La mala cultura. ¿Se puede detener esa cultura de la corrupción? ¡Seguro que sí! Pero se necesita voluntad política, crear leyes rigurosas y severas, emancipar la Justicia. No basta con aquellas leyes que protegen los asuntos públicos, como las de lavado de dinero; se necesita también de las que combaten la corrupción interna y obligan a gobernar en forma abierta.
En México, Perú, República Dominicana, Ecuador, Chile, El Salvador, Ecuador, Guatemala, Honduras y Nicaragua, se sancionaron en los últimos años leyes de acceso a la información pública, pero, a juzgar por los resultados, fueron más producto de la demagogia que de la vocación por crear una cultura de la transparencia.
Funcionario que retacea información no es castigado y los gobiernos no educan al ciudadano sobre su derecho a conocer la forma en que se administran los recursos públicos.
En Argentina, Bolivia, Costa Rica y Paraguay, los políticos hablan de ser transparentes, pero proyectos de ley sobre el tema hace más de un lustro que duermen en sus congresos.
Crear una cultura de transparencia es trabajo arduo y constante.
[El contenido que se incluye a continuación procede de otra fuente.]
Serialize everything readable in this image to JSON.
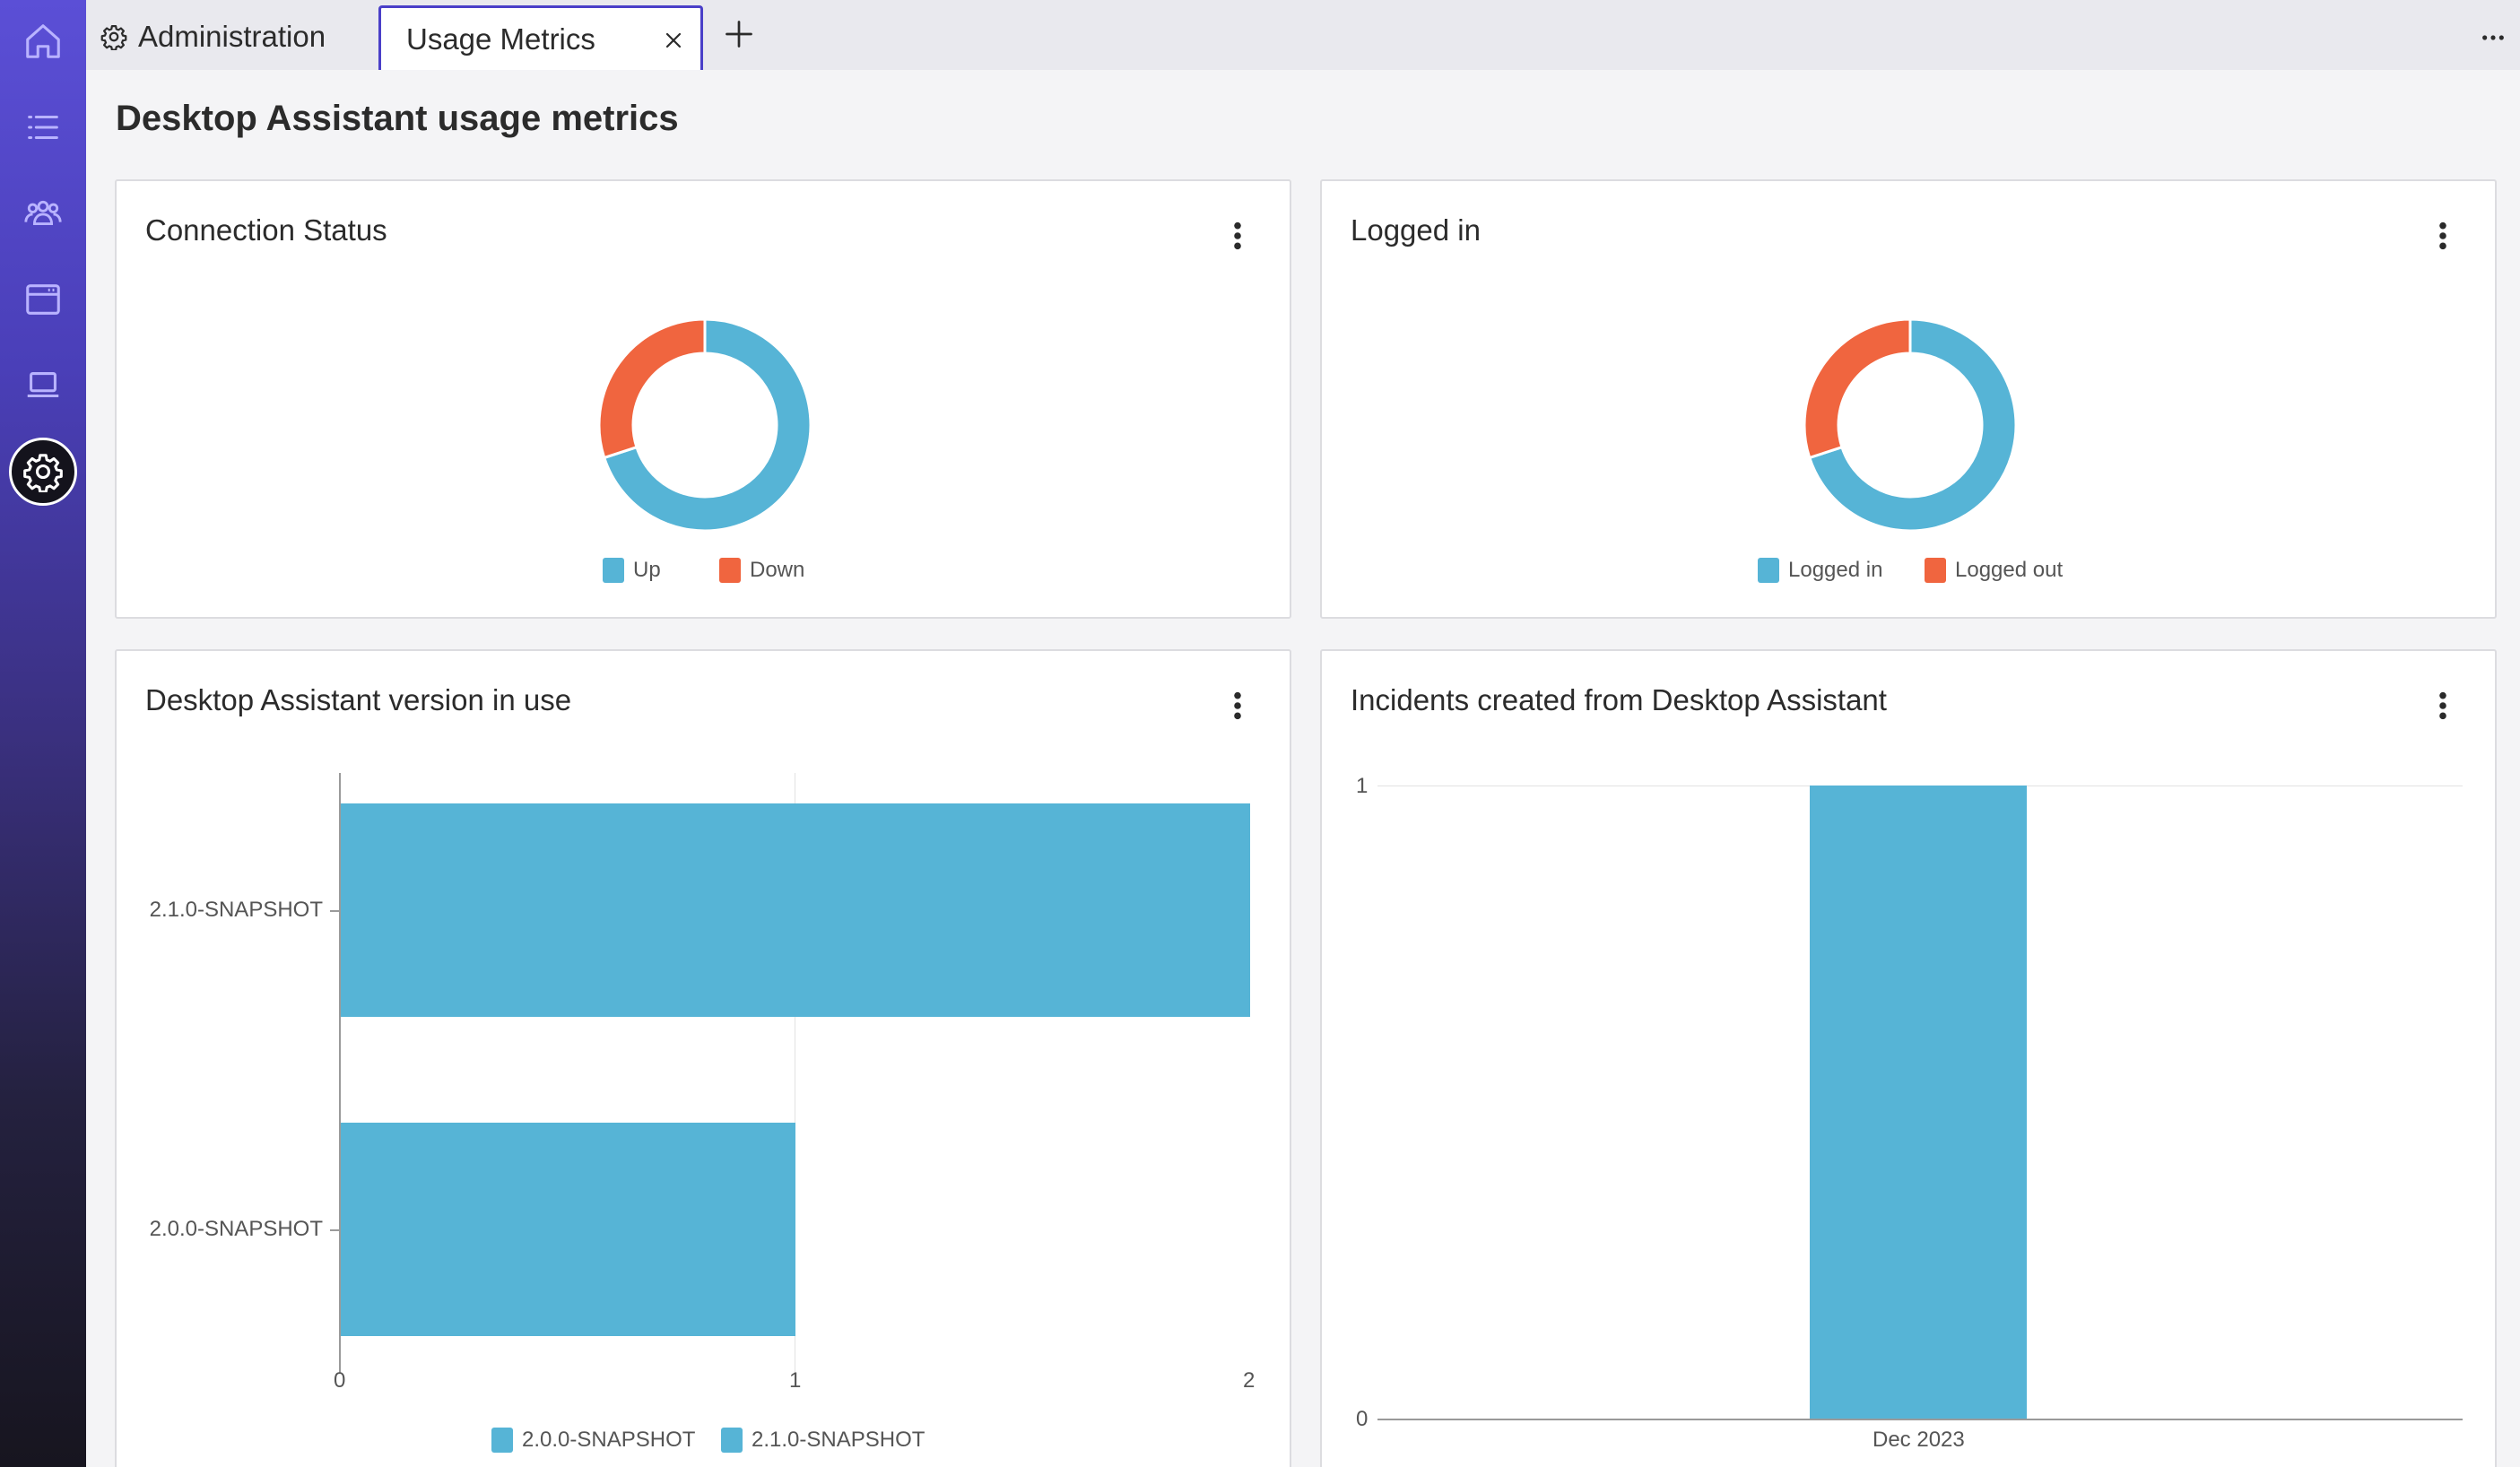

Una encuesta reciente de la Fundación Knight en los Estados Unidos halló que 13 de 90 organismos estatales no tienen el hábito de rendir cuentas, a pesar de que el presidente Barack Obama alentó desde el primer día mayor apertura.
Este día, que no debe pertenecer a periodistas ni medios sino que debe servir para reivindicar el derecho del público a saber, es una buena oportunidad para que los gobiernos adopten leyes que empiecen a transformar la cultura de la corrupción en una de honestidad.
Ser corruptos o transparentes depende en gran medida de las reglas. El desafío de los gobernados es exigirlas, para que los gobernantes estén obligados a custodiar los bienes ajenos como propios.